In their soon to be published paper, the researchers suggest the Queensland Government can embrace moderate reforms already in law in Tasmania and Canada if it meets political resistance to abolishing the defence.
Professor Crowe said this limits the defence where accused rapists are intoxicated, “reckless” or don’t take “positive and reasonable steps” to confirm consent.
Law needs to reflect modern attitudes’
Justice Atkinson said she didn’t support abolishing the mistake of fact defence, but it could be changed to “a test of the reasonable person rather than what’s reasonable for that person [the accused rapist]”.
Justice Atkinson said rape laws had rightly changed in line with community attitudes throughout her career.
“When I was a law student, a man could not be held criminally responsible for raping his wife… whether there was domestic violence, whether the parties were separated,” she said.
Children used to be especially disadvantaged when they didn’t report sexual abuse immediately because their evidence “had to be corroborated”.
Justice Atkinson recalled the shocking case of a young nurse in a regional Queensland city who was pack-raped in a park and left by the side of the road, only to be raped by another group of men in another park.
“The question on appeal was, was her distress after that caused because she felt guilty about having had sex with so many men, or because she’d been raped?
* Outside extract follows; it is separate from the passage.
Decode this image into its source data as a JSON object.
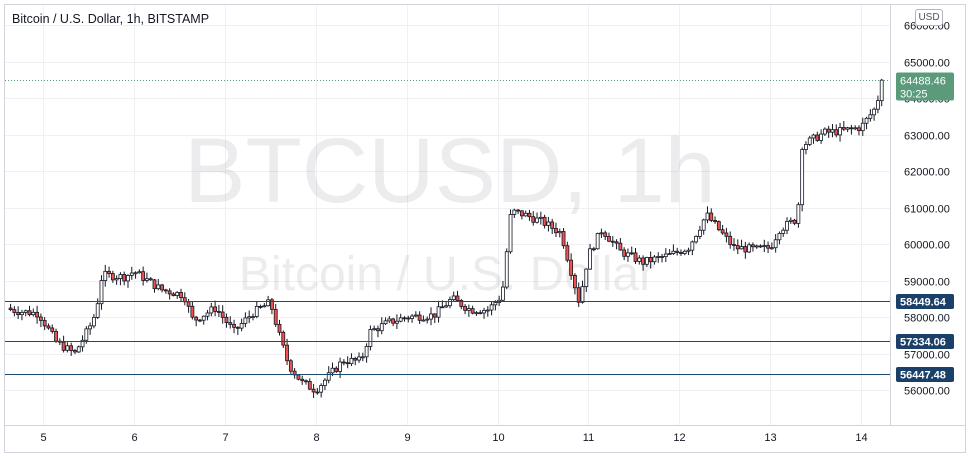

She was in hospital for several weeks,” she said.
“All those areas of the law have changed… and this [mistake of fact] is just another development that needs to be taken seriously.’
Attorney-general Yvette D’Ath told the ABC in a statement that “people who commit sexual assaults deserve to be held to account”.
“On the question of consent, the Palaszczuk Government has sought submissions from legal stakeholders and their views are under consideration,” she said.
They include the Queensland Women’s Legal Service, which has pushed for the reform since last May, and the Queensland Law Society, which then backed a review of the law.
Justice Atkinson said she did not think the Government opposed the change and “we have an Attorney-General who’s very attuned to the need for law to reflect modern attitudes”.
But no legal reform was ever “inevitable”, she said.
“It requires people to speak about it, think about it, work on it and make the change.”